The Albanian government has complied with requests from Turkish President Recept Tayyip Erdogan and deported teacher Harun Celik who is linked to the Gulen Global movement which is alleged to be behind the failed 2016 coup attempt.
On the evening of 1 January, Celik was deported from Rinas Airport, as confirmed by State Police spokesperson Gentjan Mullai.
“The person was in jail after being apprehended by the Rinas border police with false documents. Pursuant to the ‘Aliens’ law, he will be expelled”. Mullai told Reporter.al. When they contacted Prime Minister Edi Rama’s office for comment, it was claimed that the issue was a “matter of legal proceedings, not related to the Prime Minister.”
Celik’s lawyer Alban Bengasi told Voice of America that the actions against him are unlawful.
“Harun Celik has already been deported illegally, outside national procedures and national legislation. Even for an act of deportation, which is brought against a foreign national, an administrative act is issued, ie an expulsion order. This order is accompanied by a time limit for leaving the territory of the Republic of Albania. Then the person can challenge this act in the administrative court, so it is the court that decides whether the order is legal or illegal, ” he said.
Celik had been initially apprehended for falsifying documents and served several months in prison. He had requested political asylum but it was refused by prison police authorities.
Following the failed coup in 2016 that Erdogan believes was organised by Fethullah Gulen, he set about a global and national crackdown on anyone he believed to be linked to the so-called “terrorist”. Over 150,000 civil servants, soldiers, police officers, teachers, judges and academics have been suspended or fired, whilst tens of thousands of them, as well as hundreds of journalists, have been jailed or prosecuted on spurious charges.
In August, it was reported that some 300,000 books had been removed from Turkish schools and libraries and around 1.8 million had been destroyed. This was due to them containing “objectionable” words that could be linked to Gulen, including ‘Pennsylvania’ where he is currently living, and even any books containing his initials for any reason.

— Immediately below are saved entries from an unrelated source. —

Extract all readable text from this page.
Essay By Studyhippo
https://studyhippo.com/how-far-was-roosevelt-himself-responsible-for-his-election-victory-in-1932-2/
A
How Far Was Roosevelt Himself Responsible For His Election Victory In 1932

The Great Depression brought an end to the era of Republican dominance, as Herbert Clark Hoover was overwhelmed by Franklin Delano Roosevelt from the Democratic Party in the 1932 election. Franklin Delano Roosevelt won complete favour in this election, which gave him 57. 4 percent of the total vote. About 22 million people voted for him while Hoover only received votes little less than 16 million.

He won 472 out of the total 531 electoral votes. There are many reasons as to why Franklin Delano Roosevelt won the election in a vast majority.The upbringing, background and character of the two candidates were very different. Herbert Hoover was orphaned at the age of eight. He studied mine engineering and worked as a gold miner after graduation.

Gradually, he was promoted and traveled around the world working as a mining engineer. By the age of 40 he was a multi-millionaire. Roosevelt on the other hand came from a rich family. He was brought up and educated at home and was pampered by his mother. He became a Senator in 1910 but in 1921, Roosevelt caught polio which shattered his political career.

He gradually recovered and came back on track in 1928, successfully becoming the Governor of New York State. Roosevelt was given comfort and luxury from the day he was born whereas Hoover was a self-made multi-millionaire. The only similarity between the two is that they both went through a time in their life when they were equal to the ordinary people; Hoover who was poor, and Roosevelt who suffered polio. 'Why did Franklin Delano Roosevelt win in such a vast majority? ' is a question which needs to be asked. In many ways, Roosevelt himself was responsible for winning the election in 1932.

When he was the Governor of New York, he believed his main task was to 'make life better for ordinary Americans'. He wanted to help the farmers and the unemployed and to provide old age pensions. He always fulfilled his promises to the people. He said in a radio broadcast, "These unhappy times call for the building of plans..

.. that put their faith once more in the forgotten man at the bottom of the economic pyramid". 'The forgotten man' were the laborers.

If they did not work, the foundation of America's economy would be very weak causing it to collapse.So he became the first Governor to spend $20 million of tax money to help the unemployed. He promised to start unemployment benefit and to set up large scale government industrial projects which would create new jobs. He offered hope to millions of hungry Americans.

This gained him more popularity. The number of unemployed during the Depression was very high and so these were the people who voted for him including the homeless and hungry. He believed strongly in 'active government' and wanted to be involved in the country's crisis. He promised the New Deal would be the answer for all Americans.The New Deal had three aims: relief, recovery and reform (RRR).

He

Gulen denies any involvement in the coup attempt but that has not stopped the Turkish government pursuing his schools, employees or associates across the world, asking governments to deport them
In 2018, Kosovo expelled six Turkish citizens that were supposedly linked to the Gulen movement. The move sparked international outrage and criticism from both the EU and the US due to the fact it violated due process, the rule of law, and violated their fundamental human rights.
Prime Minister Ramush Haradinaj denied involvement and dismissed the head of the country’s secret services and the interior minister.
In 2019, school director Fatih Keskin was arrested in Bosnia after having his residence permit revoked for reasons allegedly relating to “national security”. An alleged “Gulenist”, Keskin was due to be deported but a court in Sarajevo overturned the decision and he will be allowed to remain in the country for now. Extraditions have been refused by the Romanian courts and the US.
This deportation means that Albania joins a small number of countries that have obeyed Erdogan’s request that any person linked to the Gulen movement, be sent back to the country. Albania is a signatory of the Council of Europe Convention of Extradition which stipulates that no one may be extradited to a State where they are at risk of torture, death, or inhuman and degrading treatment. In addition to this, Article 19 (2) of the European Charter of Human Rights, also prevents such actions.
The Democratic Party called for transparency around the expulsion and questioned whether it violates the law, international conventions, and human rights.
“It is a priority for any democratic country, especially in the process of European integration to respect these principles, rights, and obligations. Their transgression is back in order for Edi Rama’s corrupt and incriminated government,” the DP said in a statement.
Last year, the Municipality of Tirana erected a monument at the Lake Park in memory of those killed in the failed coup attempt. It is believed to be the only monument of its kind, outside of Turkey and was widely opposed, and finally destroyed.